Oracle FAQ | Your Portal to the Oracle Knowledge Grid |
Home -> Community -> Usenet -> c.d.o.server -> Re: 1 Billion 11 Byte Words... Need to Check Uniqueness UsingOracle
I must admit, it's many years since I did this, but a dedicated sort program
on a mainframe handled this sort of task more than 100x faster than Oracle.
Bryan W. Taylor <bryan_w_taylor_at_yahoo.com> wrote in message
news:11d78c87.0202091151.3256e0f_at_posting.google.com...
> "Keith Boulton" <kboulton_at_ntlworld.com> wrote in message
news:<YH498.7607$YA2.1485257_at_news11-gui.server.ntli.net>...
>
> > > Surely some sort of file based sort program would be a lot cheaper if
you
> > don't.
> > >
> > And very, very much faster!
>
> Done correctly it would be faster, but not by as much as you think.
> You are underestimating the capabilities of oracle's multithreaded IO.

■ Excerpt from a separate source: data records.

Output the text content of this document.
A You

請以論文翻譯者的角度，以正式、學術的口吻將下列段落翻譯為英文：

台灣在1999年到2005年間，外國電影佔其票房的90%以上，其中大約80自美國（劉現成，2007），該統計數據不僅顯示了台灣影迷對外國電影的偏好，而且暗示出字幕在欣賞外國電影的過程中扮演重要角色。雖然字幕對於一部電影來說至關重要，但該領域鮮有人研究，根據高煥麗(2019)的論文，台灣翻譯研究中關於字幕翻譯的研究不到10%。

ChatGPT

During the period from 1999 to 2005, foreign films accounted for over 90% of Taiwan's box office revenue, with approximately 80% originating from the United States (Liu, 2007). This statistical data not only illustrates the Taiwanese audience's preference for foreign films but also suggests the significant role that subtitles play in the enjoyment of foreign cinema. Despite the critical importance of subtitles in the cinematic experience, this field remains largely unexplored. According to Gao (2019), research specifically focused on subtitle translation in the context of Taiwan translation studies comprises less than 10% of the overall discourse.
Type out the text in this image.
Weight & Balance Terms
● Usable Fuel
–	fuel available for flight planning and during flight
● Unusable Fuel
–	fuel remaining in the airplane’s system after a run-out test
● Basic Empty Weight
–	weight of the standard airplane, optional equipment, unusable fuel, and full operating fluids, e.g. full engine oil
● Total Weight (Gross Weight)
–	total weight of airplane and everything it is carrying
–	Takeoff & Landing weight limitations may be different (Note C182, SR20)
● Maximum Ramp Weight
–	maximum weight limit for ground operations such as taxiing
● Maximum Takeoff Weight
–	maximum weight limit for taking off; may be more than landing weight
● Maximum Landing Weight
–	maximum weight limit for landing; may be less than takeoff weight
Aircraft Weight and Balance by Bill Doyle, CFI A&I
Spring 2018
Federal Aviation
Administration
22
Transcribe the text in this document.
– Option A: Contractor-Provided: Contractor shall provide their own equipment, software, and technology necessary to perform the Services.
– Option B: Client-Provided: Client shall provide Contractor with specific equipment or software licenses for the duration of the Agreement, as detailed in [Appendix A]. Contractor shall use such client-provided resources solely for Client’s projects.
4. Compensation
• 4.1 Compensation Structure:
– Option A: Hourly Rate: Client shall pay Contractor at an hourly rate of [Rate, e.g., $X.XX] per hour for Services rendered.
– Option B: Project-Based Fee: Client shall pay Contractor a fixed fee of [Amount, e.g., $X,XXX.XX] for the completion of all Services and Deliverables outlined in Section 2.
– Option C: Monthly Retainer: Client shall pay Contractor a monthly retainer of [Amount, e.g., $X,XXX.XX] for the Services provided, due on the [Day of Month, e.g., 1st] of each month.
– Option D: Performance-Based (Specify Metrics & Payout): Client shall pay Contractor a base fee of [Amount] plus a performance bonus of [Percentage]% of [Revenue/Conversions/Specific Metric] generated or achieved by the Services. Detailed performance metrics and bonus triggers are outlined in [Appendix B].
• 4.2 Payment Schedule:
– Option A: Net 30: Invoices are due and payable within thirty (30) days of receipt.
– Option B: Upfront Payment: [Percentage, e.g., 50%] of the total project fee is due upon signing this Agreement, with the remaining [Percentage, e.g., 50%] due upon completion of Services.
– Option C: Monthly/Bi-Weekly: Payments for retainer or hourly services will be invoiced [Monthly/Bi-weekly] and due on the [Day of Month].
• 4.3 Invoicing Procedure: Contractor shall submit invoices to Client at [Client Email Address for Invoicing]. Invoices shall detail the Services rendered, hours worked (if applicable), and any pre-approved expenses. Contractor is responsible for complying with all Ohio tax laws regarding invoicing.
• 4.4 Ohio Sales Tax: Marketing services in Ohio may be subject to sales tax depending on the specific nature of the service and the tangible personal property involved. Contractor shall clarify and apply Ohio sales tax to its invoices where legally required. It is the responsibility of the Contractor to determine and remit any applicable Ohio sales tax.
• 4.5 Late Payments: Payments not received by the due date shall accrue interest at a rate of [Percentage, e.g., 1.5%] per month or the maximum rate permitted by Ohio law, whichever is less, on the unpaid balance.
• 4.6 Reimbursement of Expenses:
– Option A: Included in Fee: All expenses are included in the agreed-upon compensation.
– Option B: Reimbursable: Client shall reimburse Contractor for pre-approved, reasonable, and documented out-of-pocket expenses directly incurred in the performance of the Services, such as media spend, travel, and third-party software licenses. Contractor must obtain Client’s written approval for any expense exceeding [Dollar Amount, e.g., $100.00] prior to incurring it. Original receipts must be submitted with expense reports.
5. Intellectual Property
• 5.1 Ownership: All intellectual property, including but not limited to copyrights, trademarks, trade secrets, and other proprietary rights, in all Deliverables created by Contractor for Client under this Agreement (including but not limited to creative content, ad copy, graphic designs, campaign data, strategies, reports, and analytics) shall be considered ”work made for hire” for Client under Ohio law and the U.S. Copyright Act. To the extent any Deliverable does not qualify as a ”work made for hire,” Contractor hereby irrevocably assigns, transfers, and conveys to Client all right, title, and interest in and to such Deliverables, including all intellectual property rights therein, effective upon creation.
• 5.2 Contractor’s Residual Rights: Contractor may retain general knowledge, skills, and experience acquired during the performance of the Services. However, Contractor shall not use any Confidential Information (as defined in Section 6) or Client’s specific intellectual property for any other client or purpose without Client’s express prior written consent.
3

> It would not be a trivial programming task if you want to be
> competitive.
>
> The key is not to have to use disk more than is essential IO during
> the sort. Since you likely have more data than memory, you have to
> store it to disk and eventually read it back. This will be by far the
> slowest operation. IO managment on a multi-disk SMP machine is not
> trivial. Oracle has multithreaded IO built in - you'll have to write
> your own. If your program isn't making multiple disks read and write
> simultaneously, you'll lose.
>
> The method would essentially parallel the method I outlined for oracle
> to use: split into separate files of managable size based on a partial
> ordering hash. Then sort each file in memory and scan it for repeats.
>
> The only advantages you'll have over oracle are 1)oracle will put the
> data into blocks, which makes it expand and creates more IO and 2)
> your in-memory executable code will probably be smaller, thereby
> allowing more memory for the sort and potentially allowing you to use
> fewer pieces. Along these lines, if the data is printable characters,
> compression of the 11-byte words will probably help substantially.
Received on Sun Feb 10 2002 - 04:21:46 CST